Let’s get ‘creaturely’: A new worldview can help us face ecological crises
No farmer has ever gone out to the barn to start the day and discovered that a baby tractor had been born overnight. For farmers who work with horses, the birth of a foal would not be surprising.
That observation may seem silly, but it highlights an important contrast: Machines cannot reproduce or maintain themselves. Creatures can.
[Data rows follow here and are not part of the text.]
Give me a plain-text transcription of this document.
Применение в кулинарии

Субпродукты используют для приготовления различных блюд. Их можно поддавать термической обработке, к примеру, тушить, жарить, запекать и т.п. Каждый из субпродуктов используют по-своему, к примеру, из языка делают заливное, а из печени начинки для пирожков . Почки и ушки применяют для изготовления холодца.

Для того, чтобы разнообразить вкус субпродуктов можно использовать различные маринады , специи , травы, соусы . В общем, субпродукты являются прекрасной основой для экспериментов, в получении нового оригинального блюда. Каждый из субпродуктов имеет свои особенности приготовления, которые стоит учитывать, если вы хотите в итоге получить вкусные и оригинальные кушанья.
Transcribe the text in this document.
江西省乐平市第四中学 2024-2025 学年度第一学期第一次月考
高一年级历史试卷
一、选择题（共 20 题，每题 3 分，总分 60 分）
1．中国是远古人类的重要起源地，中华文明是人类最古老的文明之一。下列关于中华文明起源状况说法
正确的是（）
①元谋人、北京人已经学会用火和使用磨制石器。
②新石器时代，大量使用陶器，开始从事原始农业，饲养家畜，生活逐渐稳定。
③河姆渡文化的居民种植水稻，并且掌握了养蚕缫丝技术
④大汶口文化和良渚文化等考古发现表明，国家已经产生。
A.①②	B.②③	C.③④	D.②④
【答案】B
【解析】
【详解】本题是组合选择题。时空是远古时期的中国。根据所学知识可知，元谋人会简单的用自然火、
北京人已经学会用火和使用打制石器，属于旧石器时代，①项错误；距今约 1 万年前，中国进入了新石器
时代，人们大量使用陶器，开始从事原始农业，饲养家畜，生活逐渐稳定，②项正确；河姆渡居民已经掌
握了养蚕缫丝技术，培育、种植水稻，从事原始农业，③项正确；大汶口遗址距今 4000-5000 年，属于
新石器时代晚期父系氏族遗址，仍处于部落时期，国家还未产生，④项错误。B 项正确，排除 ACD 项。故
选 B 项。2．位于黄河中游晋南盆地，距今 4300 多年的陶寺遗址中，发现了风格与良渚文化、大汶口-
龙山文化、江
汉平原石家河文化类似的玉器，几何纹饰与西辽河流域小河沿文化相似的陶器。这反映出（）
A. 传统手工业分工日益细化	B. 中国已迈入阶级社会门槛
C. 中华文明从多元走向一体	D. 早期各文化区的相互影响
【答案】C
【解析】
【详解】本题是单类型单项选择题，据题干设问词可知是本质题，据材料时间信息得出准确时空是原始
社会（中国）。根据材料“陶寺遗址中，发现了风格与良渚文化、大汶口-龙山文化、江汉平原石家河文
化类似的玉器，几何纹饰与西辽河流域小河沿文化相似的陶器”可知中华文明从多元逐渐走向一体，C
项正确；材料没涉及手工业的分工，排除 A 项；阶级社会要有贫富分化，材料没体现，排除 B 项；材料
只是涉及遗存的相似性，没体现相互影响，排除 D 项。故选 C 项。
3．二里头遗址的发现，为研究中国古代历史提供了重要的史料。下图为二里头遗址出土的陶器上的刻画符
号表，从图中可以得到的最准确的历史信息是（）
The tractor comes out of the industrial mind, while the horse is creaturely. The tractor is the product of an energy-intensive human-designed system, while the horse is the product of an information-intensive biological process that emerges from earth and sun.
The implications of this difference are rarely acknowledged in the dominant culture, but we believe they are crucial to explore, especially with new political space opened up by the Green New Deal for discussing ecological sustainability and economic justice.
In the short term, humanity needs to devise policies that respond in meaningful ways to today’s multiple, cascading ecological crises (including, but not limited to, rapid climate disruption), which present risks now greatly accelerated and intensified well beyond previous predictions. If that seems alarmist, we recommend “World Scientists’ Warning to Humanity: A Second Notice” for details.
To put uncomfortable realities bluntly: In ecological terms, things are bad, getting worse faster than anticipated, leaving humanity with increasingly limited options. Everyone agrees that there are no quick and easy fixes, but we want to push further: Do not expect any truly sustainable fixes to emerge from the industrial mind.
That’s why we believe it’s crucial to discuss not only policy but the need for a new worldview, one that can expand our imaginations. The distressing realities of our moment in history need not be the end of our story, if humanity can transcend the industrial and get creaturely.